Study: Residency Affects Chronic Conditions

A recent study found that where you live affects the risk of chronic conditions, such as high blood pressure and depression.

Where a person lives can substantially impact their risk of developing a chronic condition, such as high blood pressure and depression, according to a study by Mount Sinai Hospital and the Mount Sinai School of Medicine.

The majority of adults in the United States, 60%, are currently living with a chronic condition; however, the rate of chronic conditions is not equal across the country. Large geographic health disparities exist in the United States. For example, adults in Mississippi are 50% more likely to have a chronic condition than those living in Colorado. In Denver alone, the rate of chronic conditions varies 3-fold across zip codes.

According to the study, one explanation is that there are significantly different societal factors affecting those who live in Mississippi compared with Colorado, such as age, socio-economic status, and gender. Another explication is that the place where a person lives actively affects their health.

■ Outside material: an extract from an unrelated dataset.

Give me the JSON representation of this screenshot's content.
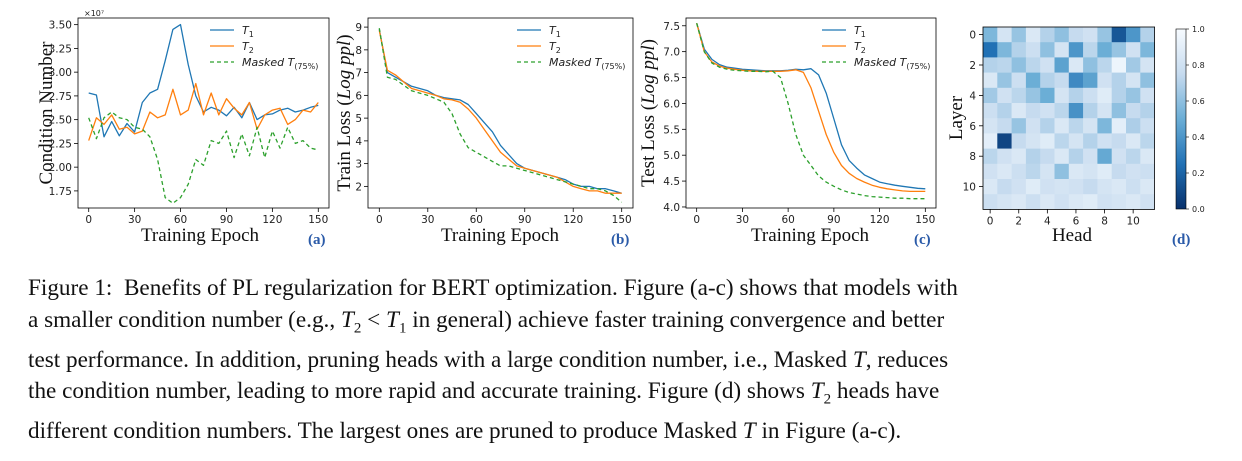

The study included approximately 5 million adults treated at Veterans Health Administration (VHA) facilitates in the United States. Of the 5 million participants, 1 million changed zip codes whereas 4 million did not move. Patients were treated at the VHA facilities between 2008 and 2018.

Investigators found that a person’s risk of an uncontrolled chronic condition increased after moving to a place where the uncontrolled chronic condition was common. According to the study, moving from a zip code ranked in the top ten for a particular chronic condition to a 90th-ranked zip code increased the prevalence of uncontrolled blood pressure by 7%, uncontrolled diabetes by 1%, obesity by 2%, and depressive symptoms by 3% among movers.

“This study confirms something Americans are currently acutely aware of—where you live affects your health. By evaluating medical records of millions of adults before and after they moved to a new neighborhood, we showed that where a person moved to affected their risk of having a poorly controlled chronic condition,” corresponding author Aaron Baum, PhD, said in the press release. “In addition to individual behaviors like healthy eating and exercise, our findings suggest that local and regional factors substantially influence the health of the 60% of American adults who have a chronic condition.”


Mount Sinai researchers find that where people live can impact their risk for common chronic conditions including high blood pressure and depression [News Release] October 14, 2020; New York, NY. Accessed October 15, 2020.